Through deep sequencing on matched tumor and normal samples from the pancreatic ductal adenocarcinoma patients, Biankin and his colleagues uncovered recurrent within-chromosome rearrangements affecting new and known pancreatic cancer contributors.

Nearly three-quarters of the samples contained either somatic mutations or chromosomal rearrangements that impacted TP53 and more than a third contained mutations or structural variants involving the CDKN2A gene. The team also found hints that alterations affecting the KDM6A and PREX2 genes may play a part in driving pancreatic cancer development 

From the way tumors clustered based on shared structural alterations, meanwhile, researchers defined the so-called 'stable,' 'locally rearranged,' 'scattered,' and 'unstable' sub-types of pancreatic ductal adenocarcinoma.

Based on the nature and extent of structural glitches identified across the tumor samples, the researchers were also able to start making predictions about drug targets in these sub-types.

For instance, tumors from the unstable sub-type — named for the widespread genomic instability they exhibited — carried mutational features pointing to glitches in DNA repair and DNA maintenance pathways.

Among the 14 pancreatic cancer patients with unstable tumor genomes who were included in the study, 10 had mutational signatures associated with risky mutations involving BRCA1, BRCA2, and/or PALB2, researchers reported.

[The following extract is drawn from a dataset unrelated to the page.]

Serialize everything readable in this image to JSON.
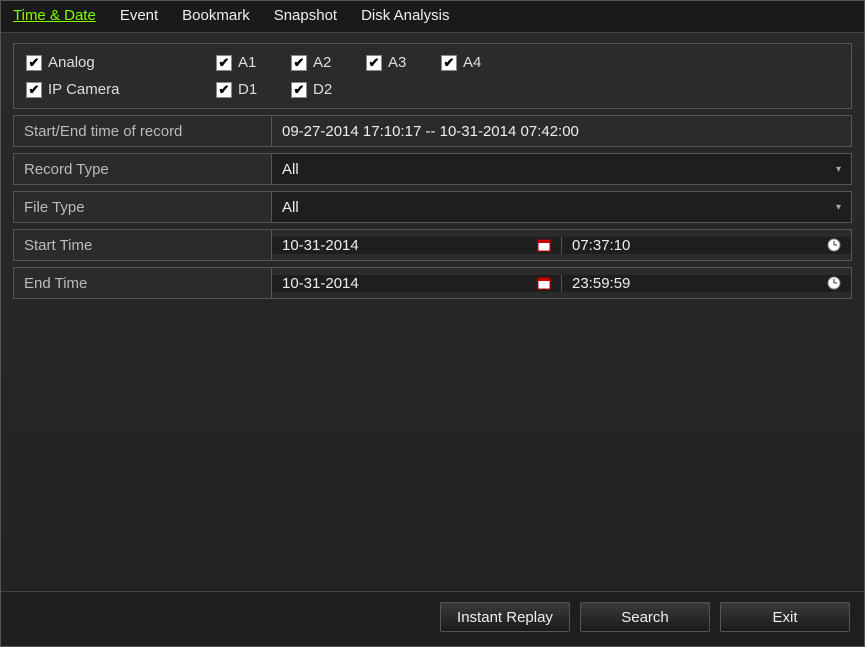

And using information from patient outcomes and patient-derived xenograft testing, they saw a trend toward elevated response to platinum-based chemotherapy for unstable tumors with the BRCA mutation signature. 

Within the locally arranged tumor subtype, meanwhile, the team found that roughly one-third of local rearrangements affected parts of the genome that contain oncogenes, pointing to the possibility of trying to target amplified oncogenes such as ERBB2, MET, or FGFR1 with inhibitors being tested in other cancer types.

The team is now gearing up to apply such insights to new clinical trials for pancreatic cancer in the UK. Based on the pancreatic cancer subtypes identified in the current study, Biankin said, "[w]e'll select those patient groups and test the targeted therapy we believe should work."